Kyle Page is an architect whose Brooklyn firm Sundial Studios specializes in residential work and historical preservation. After years of searching, in 2015, Page found a property Upstate to share with his wife, landscape architect Hardy Stecker, and their two sons. The 19 acres in Sullivan County was defined by a central pond and the surrounding woods and federally protected wetlands frequented by eagles and blue herons. In 2016, Page began construction on the 1,200-square-foot Modernist cabin his family now calls their second home.

Below, Page discusses the process of designing the home and Sundial Studios' architectural point of view.

What was the inspiration behind the design of your Upstate retreat, the Pond House?

Primarily, I wanted to create something beautiful for my family.
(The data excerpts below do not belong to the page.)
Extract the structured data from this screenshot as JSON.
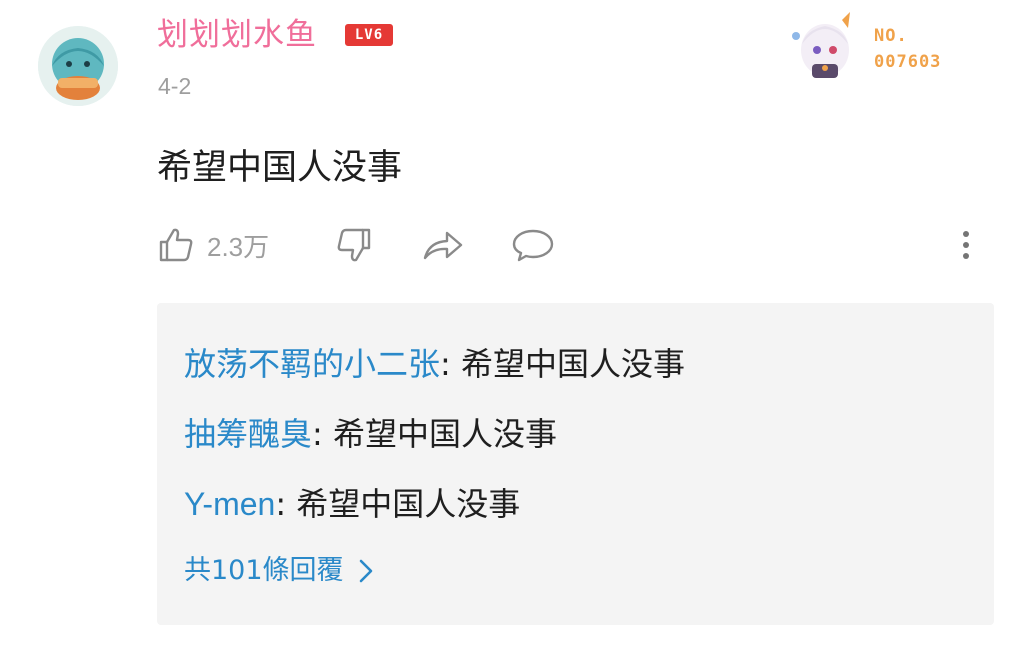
{
  "comment": {
    "username": "划划划水鱼",
    "level": "LV6",
    "date": "4-2",
    "text": "希望中国人没事",
    "fan_badge": {
      "label": "NO.",
      "number": "007603"
    }
  },
  "actions": {
    "like_count": "2.3万",
    "like_icon": "thumbs-up-icon",
    "dislike_icon": "thumbs-down-icon",
    "share_icon": "share-icon",
    "reply_icon": "comment-bubble-icon",
    "more_icon": "more-vertical-icon"
  },
  "replies": {
    "items": [
      {
        "author": "放荡不羁的小二张",
        "separator": ": ",
        "content": "希望中国人没事"
      },
      {
        "author": "抽筹醜臭",
        "separator": ": ",
        "content": "希望中国人没事"
      },
      {
        "author": "Y-men",
        "separator": ": ",
        "content": "希望中国人没事"
      }
    ],
    "view_all": "共101條回覆"
  },
  "colors": {
    "username": "#f06e9a",
    "level_badge": "#e53935",
    "reply_author": "#2a89c9",
    "muted": "#9e9e9e",
    "fan_badge": "#f0a24a",
    "replies_bg": "#f4f4f4"
  }
}
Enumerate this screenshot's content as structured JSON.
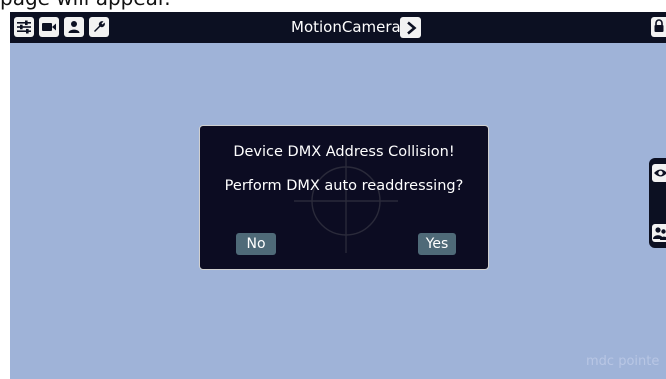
{
  "document": {
    "text_fragment": "page will appear."
  },
  "topbar": {
    "title": "MotionCamera",
    "icons": [
      "settings-sliders-icon",
      "video-camera-icon",
      "person-icon",
      "wrench-icon"
    ],
    "title_arrow_icon": "chevron-right-icon",
    "lock_icon": "lock-icon"
  },
  "side_panel": {
    "icons": [
      "eye-icon",
      "group-icon"
    ]
  },
  "dialog": {
    "line1": "Device DMX Address Collision!",
    "line2": "Perform DMX auto readdressing?",
    "no_label": "No",
    "yes_label": "Yes"
  },
  "watermark": "mdc pointe",
  "colors": {
    "background": "#9fb3d8",
    "topbar": "#0c1022",
    "dialog": "#0c0c22",
    "button": "#4f6a78"
  }
}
But I also wanted to experience the responsibility and design freedom of being both the owner and architect. It was a challenging, sometimes exhaustive, and incredible experience, and I am very pleased with the results!
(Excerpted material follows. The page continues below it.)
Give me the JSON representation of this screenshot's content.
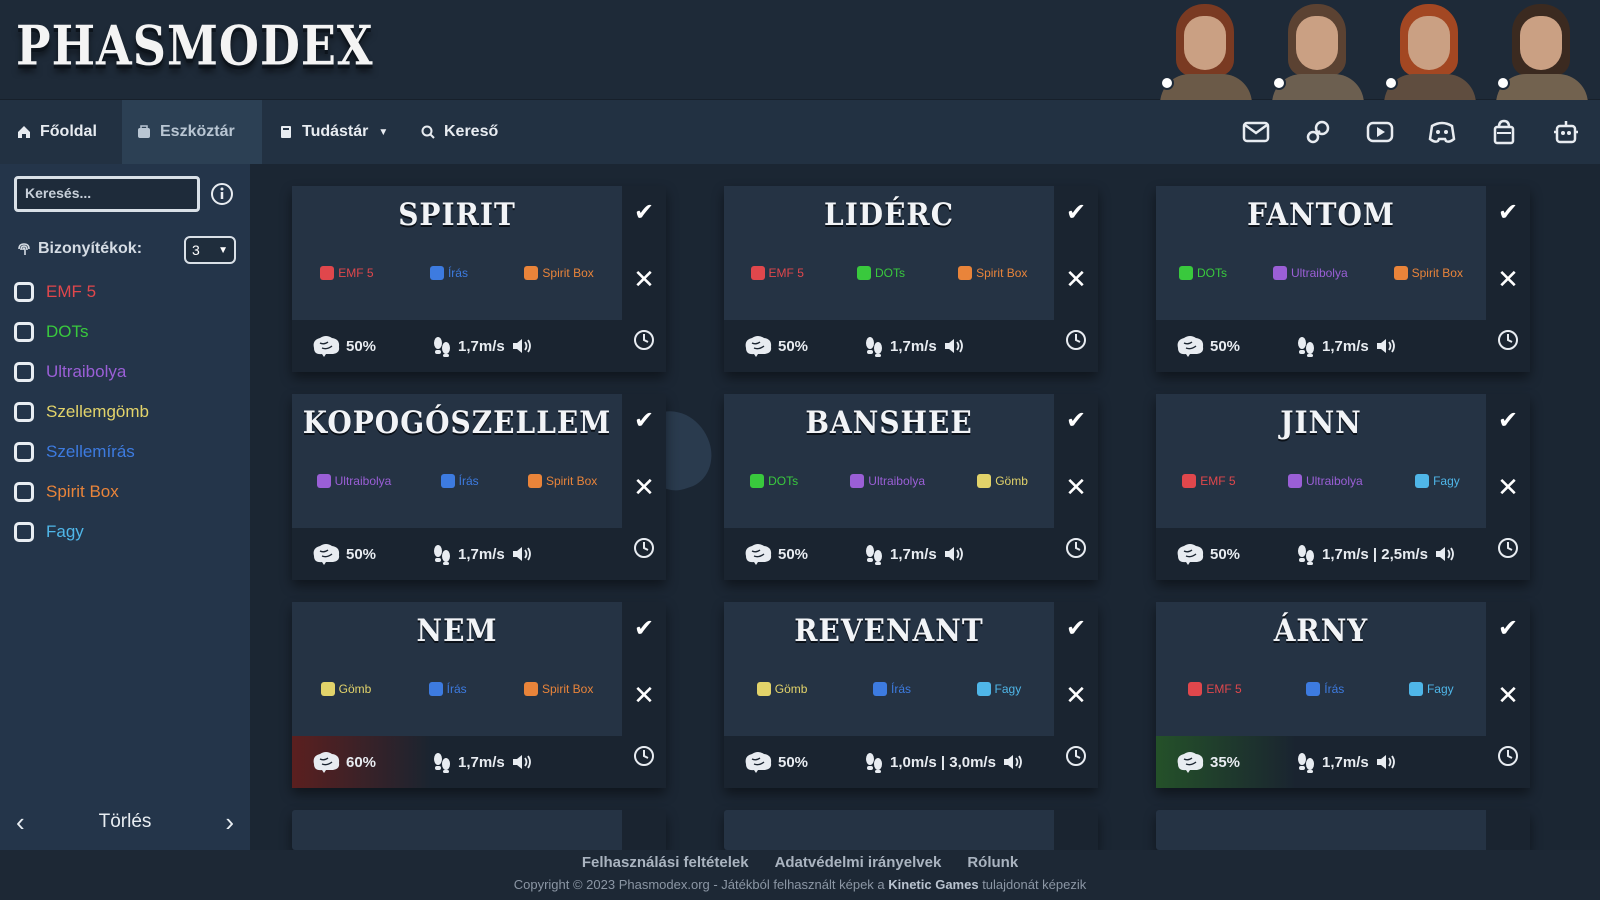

click to enlarge A Q&A with Architect Kyle Page on the Process of Building a Home Upstate
Photo by Deborah DeGraffenreid

The Pond House features a striking combination of corten steel, blackened cedar, and concrete. Can you talk about the importance of selecting and using these materials?

Developing a design is about creating narrative. How does it age over time? How do the design gestures speak to the surrounding landscape? How does it speak to the season?

The form and design of this cabin had to be minimal and subordinate to the site and the scale of the site features, namely the pond. Considerable study went into determining the simplest form and cladding to enclose the small footprint, and to tune this to the site. The few materials used at the exterior, and the expressive sizing and detailing of the windows, perform these tasks admirably.

The exterior cladding of weathering corten steel and blackened cedar siding, atop an exposed concrete plinth which steps down towards the pond, has a quiet character that blends into the wooded surroundings.

What were the design considerations that went into siting the house on the property?

One of the primary design consideration was developing a relationship between the cabin, its interior, and the pond, and the siting of the building begged that the gable ridge be located on solar north/south. To see the shadows of the south gable recognize the passage of the noon sun and to have the sunlight penetrate further into the house to the winter and then recede again to the summer has been a lovely engagement between the days and the interior space to witness.

click to enlarge A Q&A with Architect Kyle Page on the Process of Building a Home Upstate
Photo by Chris Daniels

Are there any design aspects of the Pond House that are particularly special to you?

One of the greatest successes of the project is the dynamic between the interior of the cabin and the pond. The living space is focused outward through the fully glazed south wall overlooking the water. The light from the dawn and the dusk, the passage of clouds, wind and rain, and the brightness of mid-day all reflect off of the pond and creates an ever-changing atmosphere to this room that varies through the day and seasons.


click to enlarge A Q&A with Architect Kyle Page on the Process of Building a Home Upstate
Photo by Bjorg Magnea

Are there any aspects that are iconic to your style as an architect?

All of our projects are unique, though many of the ideas articulated in the description of this project are ideas that we usually bring to the design table. Materiality, form and space, inside/outside dynamics, and site relationships are considerations we look to develop in most all of our projects.